Anlässlich des Mercosur-Gipfels am 5. und 6. Dezember 2024 in Uruguay hat die EU-Kommissionspräsidentin Ursula von der Leyen das Abkommen mit den vier Präsidenten der Gründungsmitglieder unterschrieben. Bis zuletzt beherrschte das alte „cars against cows“ Thema die Diskussion. Frankreich und Polen bildeten die Abwehrfront gegen die Befürworter Deutschland und Spanien. Die Kommission setzte sich über den offen erklärten Widerstand Frankreichs hinweg und unterschrieb. EU-Rat und EU-Parlament müssen noch zustimmen. Die Uneinigkeit innerhalb der EU mischt sich mit einem grundsätzlich kritischen „Grundrauschen“ von Nichtregierungsinstitutionen, die ihre Vorstellungen in Bezug auf Umweltschutz und Arbeitnehmerrechte durch das Abkommen verletzt sehen. Diese kritische Sicht übersieht, dass bei einem Scheitern die Regeln der Welthandelsorganisation WTO weitergegolten hätten, denen zufolge Produkte aus Mercosur in die EU exportiert werden können, wenn sie nachweisbar keinen Schaden auf der Konsumentenseite verursachen („like product“ Regel). Einseitige Gegenmaßnahmen der EU hätten Klagen bei der WTO hervorgerufen und das handelspolitische Klima zwischen beiden Seiten vergiftet.

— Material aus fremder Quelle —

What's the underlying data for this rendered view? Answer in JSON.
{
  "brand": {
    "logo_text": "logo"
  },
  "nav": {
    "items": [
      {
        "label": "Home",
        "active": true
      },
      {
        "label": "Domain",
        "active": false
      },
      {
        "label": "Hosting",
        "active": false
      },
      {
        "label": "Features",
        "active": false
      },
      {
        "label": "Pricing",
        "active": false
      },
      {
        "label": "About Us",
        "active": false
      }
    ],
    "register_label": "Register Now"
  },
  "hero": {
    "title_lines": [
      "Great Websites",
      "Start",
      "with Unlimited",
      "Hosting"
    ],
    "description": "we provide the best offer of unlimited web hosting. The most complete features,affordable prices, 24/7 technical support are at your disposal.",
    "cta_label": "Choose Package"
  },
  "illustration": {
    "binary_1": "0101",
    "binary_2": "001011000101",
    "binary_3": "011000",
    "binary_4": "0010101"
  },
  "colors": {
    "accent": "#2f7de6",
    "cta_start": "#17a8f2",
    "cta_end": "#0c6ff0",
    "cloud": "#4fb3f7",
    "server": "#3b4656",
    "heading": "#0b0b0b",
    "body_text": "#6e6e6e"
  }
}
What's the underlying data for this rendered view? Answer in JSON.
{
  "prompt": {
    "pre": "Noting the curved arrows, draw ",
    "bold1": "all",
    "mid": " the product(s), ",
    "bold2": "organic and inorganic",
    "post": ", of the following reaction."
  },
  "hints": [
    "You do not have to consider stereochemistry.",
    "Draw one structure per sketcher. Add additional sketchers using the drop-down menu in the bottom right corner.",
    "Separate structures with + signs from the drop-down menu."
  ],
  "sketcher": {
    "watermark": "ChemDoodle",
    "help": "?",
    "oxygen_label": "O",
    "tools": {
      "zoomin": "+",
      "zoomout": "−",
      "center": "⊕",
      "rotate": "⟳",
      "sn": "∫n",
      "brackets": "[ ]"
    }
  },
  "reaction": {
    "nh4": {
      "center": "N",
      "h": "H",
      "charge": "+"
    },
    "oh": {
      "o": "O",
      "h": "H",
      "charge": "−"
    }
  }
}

Aus Makrosicht zeigen alle Schätzungen von Handels- und Wohlfahrtseffekten des Abkommens ein nicht überraschendes Bild: Beide Seiten würden dank der Liberalisierung Wohlfahrtsgewinne erzielen. Die Mercosur-Staaten würden gemessen an ihrem BIP mehr als die EU gewinnen, einfach, weil Mercosur für die EU-Staaten von geringerer Bedeutung als Export- und Beschaffungsmarkt ist als die EU für Mercosur. Innerhalb von Mercosur würden die beiden kleineren Mitglieder Paraguay und Uruguay mehr gewinnen als Brasilien und Argentinien, weil sie als Länder mit kleinen Binnenmärkten mehr auf den Außenhandel angewiesen sind. Innerhalb der EU würden Spanien und Deutschland wegen ihrer stärkeren Handelsbeziehungen zu Mercosur mehr gewinnen als Frankreich und Belgien. Am meisten gewinnen würden die Niederlande, aus den gleichen Gründen wie die beiden kleineren Mercosur-Mitglieder. Wichtiger noch sind in der gegenwärtigen Diskussion Argumente, welche die geopolitisch bedingte Fragmentierung von Märkten berücksichtigen und dabei die Rolle der USA und Chinas in den Blick nehmen.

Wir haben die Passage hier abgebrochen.